Although the High Court had treated "immunity" as a discrete concept, the Court of Appeal held that there was in fact no separate doctrine of English business or property law called "immunity". Instead, the concept of immunity flowing from an approval decision was most easily understood as the bar on subsequent proceedings that results from the relevant category of res judicata (an issue estoppel)7. If the Court hearing the approval application determined a particular issue as a step in deciding to give its approval, that will operate as a bar to a party to the application (or a related party) seeking to relitigate that issue in subsequent proceedings against the trustee or officeholder.
Approval does not give rise to blanket protection for trustees and officeholders; it depends upon the issues decided on the approval application and the parties who were before the Court: There is no blanket rule of law that the Court's approval of a transaction automatically generates full immunity in all respects concerning the transaction; the Court is "not a sanctuary or bomb shelter" for officeholders8.
The scope of any subsequent immunity will be fact sensitive: it will depend upon the specific nature of the question(s) before the Court on the approval application and of any answer(s) given by that Court. The extent to which the Court will determine issues will vary from case to case and may depend, for instance, upon:
- The identity of the applicant (eg are they a professional trustee or officeholder, or an unpaid family trustee).

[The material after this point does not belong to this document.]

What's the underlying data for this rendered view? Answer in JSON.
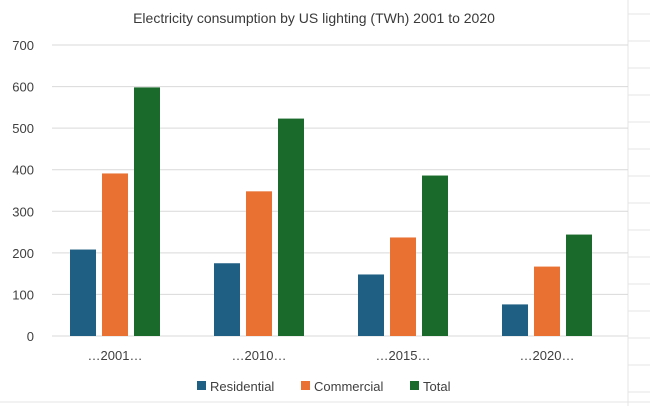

- The reasons why the proposed decision is said to be "momentous" (eg is it a disposal of a hugely valuable or sensitive asset, or does it involve acute allegations of conflict of interest).

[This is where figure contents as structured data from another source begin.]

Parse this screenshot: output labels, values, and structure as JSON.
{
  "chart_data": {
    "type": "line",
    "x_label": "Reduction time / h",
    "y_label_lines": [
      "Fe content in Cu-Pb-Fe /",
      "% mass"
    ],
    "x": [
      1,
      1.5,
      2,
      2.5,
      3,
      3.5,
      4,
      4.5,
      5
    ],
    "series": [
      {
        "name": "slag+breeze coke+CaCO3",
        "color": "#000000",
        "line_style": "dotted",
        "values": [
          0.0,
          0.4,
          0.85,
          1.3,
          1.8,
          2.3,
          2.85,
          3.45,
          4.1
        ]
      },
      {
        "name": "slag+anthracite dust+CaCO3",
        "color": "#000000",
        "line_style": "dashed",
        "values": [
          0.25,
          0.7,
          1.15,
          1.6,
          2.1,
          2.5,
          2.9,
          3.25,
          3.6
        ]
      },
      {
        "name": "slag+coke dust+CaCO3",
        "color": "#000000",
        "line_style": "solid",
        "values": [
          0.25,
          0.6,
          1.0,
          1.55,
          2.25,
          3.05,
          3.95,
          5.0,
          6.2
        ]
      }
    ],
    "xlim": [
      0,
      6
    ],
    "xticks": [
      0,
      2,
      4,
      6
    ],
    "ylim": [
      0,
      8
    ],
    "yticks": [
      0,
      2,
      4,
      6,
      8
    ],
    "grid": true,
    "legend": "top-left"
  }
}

- The nature of the legal or evidential inquiry that would be involved (eg resolution of a difficult question of law or review of complex expert evidence and reaching a factual conclusion).The Court asked to review a transaction in advance might find it inappropriate to embark on a lengthy and detailed fact-finding process better suited to a trial.
In considering the scope of the protection afforded by an approval from the Court against subsequent claims, it is necessary to compare the issues determined (or which could and should have been determined) in the earlier proceedings and those raised in the subsequent claim, not the precise juridical origins (eg common law or equity) of the applicant's duties or the subsequent cause of action.
There will be no protection from future claims (in any substantive sense) unless the claimant in the second set of proceedings was also a party to the approval application. This is the underlying reason why, for example, trustees seeking approval to a proposed transaction will join all potentially interested beneficiaries, or, if that is not practical, seek the appointment of representative beneficiaries so that the interests of beneficiaries are represented before the Court9.
However, if trustees or officeholders advertise their intention to seek approval for a "momentous" decision, so that beneficiaries or creditors have the opportunity to attend and be heard, then they will undoubtedly have a better prospect of persuading a Court that a subsequent claim by a beneficiary or creditor would be an abuse of process.
Guidance for future approval applications: The Court of Appeal suggested that, in the context of future approval applications such as this, parties should invite the Court to identify in the judgment the issues which it is deciding and the type of future claims which would or would not be barred.
9 Re Merchant Navy Ratings Pension Fund  EWHC 448 (Ch) at -.